他嘴上說着海涵,神情卻毫無歉意,反而十分輕慢。

在他看來,京兆尹又如何,不過是管管平民百姓的地方官。他們神策軍是天子親軍,北司直屬,連宰相都要讓他們三分,何況一個剛上任的京兆尹?

說完,他竟又想策馬前沖。

此言此行,已不僅是沖撞儀仗,更是公然藐視朝廷命官,踐踏禮法!

鄭懷安目光冰冷地看着他,又掃了一眼周圍被驚擾的百姓。

他指着一片狼藉的街面,沉聲問道:“軍務?何等軍務,需在鬧市縱馬疾馳,罔顧百姓安危,沖撞朝廷命官儀仗?見本官而不下馬,口出狂言,這便是神策軍的軍紀嗎?”

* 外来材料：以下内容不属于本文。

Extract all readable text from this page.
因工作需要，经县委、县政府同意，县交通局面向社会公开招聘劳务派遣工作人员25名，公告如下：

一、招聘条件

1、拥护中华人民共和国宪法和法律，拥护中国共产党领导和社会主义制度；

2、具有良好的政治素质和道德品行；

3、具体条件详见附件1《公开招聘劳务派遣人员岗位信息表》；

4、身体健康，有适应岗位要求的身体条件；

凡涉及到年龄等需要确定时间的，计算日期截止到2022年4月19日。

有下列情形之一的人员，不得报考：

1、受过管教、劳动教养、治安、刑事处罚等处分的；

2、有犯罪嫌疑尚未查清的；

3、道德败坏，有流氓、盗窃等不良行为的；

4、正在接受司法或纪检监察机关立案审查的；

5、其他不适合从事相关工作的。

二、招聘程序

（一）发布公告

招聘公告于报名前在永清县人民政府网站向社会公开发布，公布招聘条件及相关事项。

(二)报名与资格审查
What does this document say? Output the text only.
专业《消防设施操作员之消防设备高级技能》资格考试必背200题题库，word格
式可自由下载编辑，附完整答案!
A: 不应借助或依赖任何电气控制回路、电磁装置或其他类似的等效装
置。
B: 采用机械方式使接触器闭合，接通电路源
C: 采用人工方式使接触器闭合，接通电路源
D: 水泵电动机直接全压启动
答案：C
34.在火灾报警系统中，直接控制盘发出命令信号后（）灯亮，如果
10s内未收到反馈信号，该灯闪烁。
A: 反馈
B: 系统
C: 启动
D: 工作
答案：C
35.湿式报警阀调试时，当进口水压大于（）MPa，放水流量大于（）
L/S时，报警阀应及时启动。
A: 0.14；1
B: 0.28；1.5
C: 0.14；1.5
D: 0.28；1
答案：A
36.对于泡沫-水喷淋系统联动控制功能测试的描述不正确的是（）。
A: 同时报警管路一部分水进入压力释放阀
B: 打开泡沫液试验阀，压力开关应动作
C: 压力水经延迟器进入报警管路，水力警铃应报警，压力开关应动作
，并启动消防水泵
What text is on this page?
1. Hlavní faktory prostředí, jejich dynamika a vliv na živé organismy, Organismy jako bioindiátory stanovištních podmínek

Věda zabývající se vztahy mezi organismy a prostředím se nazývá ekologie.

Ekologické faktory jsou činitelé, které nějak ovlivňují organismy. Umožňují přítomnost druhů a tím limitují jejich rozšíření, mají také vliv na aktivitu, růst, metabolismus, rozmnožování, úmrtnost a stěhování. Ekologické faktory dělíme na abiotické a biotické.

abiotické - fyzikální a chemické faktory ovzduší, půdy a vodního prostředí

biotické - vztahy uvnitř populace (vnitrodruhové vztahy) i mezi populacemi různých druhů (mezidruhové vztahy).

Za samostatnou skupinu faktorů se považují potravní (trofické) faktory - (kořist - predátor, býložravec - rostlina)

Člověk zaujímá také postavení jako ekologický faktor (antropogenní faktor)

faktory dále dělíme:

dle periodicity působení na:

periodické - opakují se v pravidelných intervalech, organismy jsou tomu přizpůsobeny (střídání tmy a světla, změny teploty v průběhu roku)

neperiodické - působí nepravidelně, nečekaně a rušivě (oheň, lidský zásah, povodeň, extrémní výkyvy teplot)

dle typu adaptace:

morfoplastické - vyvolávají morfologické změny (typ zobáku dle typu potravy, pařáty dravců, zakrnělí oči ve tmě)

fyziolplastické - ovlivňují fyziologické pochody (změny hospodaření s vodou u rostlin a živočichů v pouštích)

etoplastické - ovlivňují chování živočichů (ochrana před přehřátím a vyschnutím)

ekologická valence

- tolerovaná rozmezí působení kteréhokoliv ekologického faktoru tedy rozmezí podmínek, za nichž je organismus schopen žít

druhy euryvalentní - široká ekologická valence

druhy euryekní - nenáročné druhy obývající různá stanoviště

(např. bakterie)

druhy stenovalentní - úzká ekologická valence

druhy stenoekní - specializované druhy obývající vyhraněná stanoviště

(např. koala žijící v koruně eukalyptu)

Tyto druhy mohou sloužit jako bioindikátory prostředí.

對方被問得一滞,随即惱羞成怒:“鄭大人,末将敬你是三品大員,才與你客氣兩句。我神策軍軍務,乃是機密,豈是你一個京兆尹能過問的?至于下馬……哼,我神策軍只聽陛下調遣,便是見了宰相,也未必要下馬行禮!”

此言一出,周圍一片嘩然,兩位少尹連連向鄭懷安使眼色,示意他息事寧人。

神策軍那是田令侃的嫡系,天子親軍,平時橫行長安,連金吾衛都要退讓三分,誰敢輕易得罪。

硬碰硬,吃虧的只能是京兆府。

鄭懷安卻繼續質問道:“你是何人部下,所謂緊急軍務,可有兵部文書或北司鈞令?若無,光天化日,鬧市縱馬,沖撞官府儀仗,該當何罪?!”

那軍官被鄭懷安的氣勢所懾,酒醒了兩分,但依舊嘴硬:“你……你管我什麽軍務?快讓開!”

此時,後面的少尹連忙策馬湊到鄭懷安旁,壓低聲音勸道:“大人,不如讓他們過去吧,多一事不如少一事啊。”